Posted on June 5, 2019 in hacks , xrick

Way before Lara Croft, back in the 1980's and early 1990's, Rick Dangerous was the Indiana Jones of computer games, running away from rolling rocks, avoiding traps, from South America to a futuristic missile base via Egypt and the Schwarzendumpf castle.

Produced by Firebird and developed by Core Design (both long gone now), this platform game was conceived by Terry Lloyd and Simon Phipps and released in 1989—see the Rick Dangerous Resurrected site for tons of details.

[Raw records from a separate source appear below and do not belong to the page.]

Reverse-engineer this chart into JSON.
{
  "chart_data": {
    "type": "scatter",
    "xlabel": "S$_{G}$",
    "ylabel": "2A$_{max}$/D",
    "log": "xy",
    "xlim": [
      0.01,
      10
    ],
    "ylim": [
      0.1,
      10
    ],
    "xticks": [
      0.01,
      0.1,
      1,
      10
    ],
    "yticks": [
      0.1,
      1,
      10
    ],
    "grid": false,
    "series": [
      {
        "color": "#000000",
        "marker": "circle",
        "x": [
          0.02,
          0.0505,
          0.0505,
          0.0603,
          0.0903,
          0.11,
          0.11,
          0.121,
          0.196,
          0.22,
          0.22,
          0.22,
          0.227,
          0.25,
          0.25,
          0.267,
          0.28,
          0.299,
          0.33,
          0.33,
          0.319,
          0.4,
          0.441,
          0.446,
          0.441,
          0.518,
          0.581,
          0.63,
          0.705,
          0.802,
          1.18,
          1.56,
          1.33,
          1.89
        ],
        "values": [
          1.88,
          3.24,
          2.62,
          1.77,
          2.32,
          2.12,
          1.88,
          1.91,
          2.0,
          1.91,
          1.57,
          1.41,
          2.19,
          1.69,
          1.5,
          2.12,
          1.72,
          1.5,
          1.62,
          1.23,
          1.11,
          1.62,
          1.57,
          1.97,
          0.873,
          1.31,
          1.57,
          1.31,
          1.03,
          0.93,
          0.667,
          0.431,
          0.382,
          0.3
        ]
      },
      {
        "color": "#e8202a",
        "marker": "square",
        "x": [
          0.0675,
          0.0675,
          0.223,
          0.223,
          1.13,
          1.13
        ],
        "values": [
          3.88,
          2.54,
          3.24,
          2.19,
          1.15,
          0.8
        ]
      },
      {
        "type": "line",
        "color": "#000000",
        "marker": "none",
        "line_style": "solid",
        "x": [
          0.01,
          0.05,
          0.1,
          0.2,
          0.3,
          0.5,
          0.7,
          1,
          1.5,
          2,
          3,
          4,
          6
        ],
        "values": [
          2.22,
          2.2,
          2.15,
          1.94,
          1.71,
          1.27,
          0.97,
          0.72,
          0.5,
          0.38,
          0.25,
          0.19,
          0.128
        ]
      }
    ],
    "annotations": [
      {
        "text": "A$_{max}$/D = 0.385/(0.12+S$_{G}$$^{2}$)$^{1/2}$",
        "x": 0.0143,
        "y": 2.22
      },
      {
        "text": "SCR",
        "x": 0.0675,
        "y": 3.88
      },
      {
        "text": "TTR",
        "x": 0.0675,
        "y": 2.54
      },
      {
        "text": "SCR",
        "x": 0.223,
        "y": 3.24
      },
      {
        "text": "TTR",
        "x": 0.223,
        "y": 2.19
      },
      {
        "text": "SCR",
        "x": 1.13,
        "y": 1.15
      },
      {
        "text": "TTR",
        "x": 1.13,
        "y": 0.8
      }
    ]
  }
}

I fell in love with the game around 1990, and started to crack and reverse the IBM PC (x86 CPU) version. No IDA Pro nor emulators at that time: all I had was plain MS-DOS debug command, and paper. But it was pretty magic to understand how it all worked.

xrick

Ten years later, around 2000, I decided to port the game from assembly to C, so that it could run on the now ubiquitous Windows platform, and on Linux, thanks to the SDL library. And xrick was born. I also reversed the Atari ST (68k CPU) version of the game, in order to extract the much nicer graphics and sounds.

I released a few versions, including the December 12, 2002 final version that was complete and has since been ported over to Windows, Linux, BeOs, Amiga, QNX, Nintendo DS, GameCube, etc. and all sorts of gaming consoles, phones and devices.

And then, nothing much happened. A Rick Dangerous Flash version was released, and I cannot remember whether it was based upon xrick or not. Few people submitted fixes, but I had no time, really.

2019

And then... it is now 2019, WebAssembly has become more mainstream, and emscripten has SDL2 support, and there was this challenge: can xrick run natively in the browser?

Well, the answer is, yes it can! Go play at xrick.net! It should work on any recent-enough browser that supports WebAssembly.

All I had to do was... port from SDL1 to SDL2, understand how the rendering loop works in WebAssembly, and tweak a few things so emscripten could compile the code. Which is now available in its own GitHub repository. Feel free to contribute!

And before you ask (because that's the most FAQ): no, I do not have reversed Rick Dangerous 2, and certainly do not have time to do so. You'll have to wait until I retire.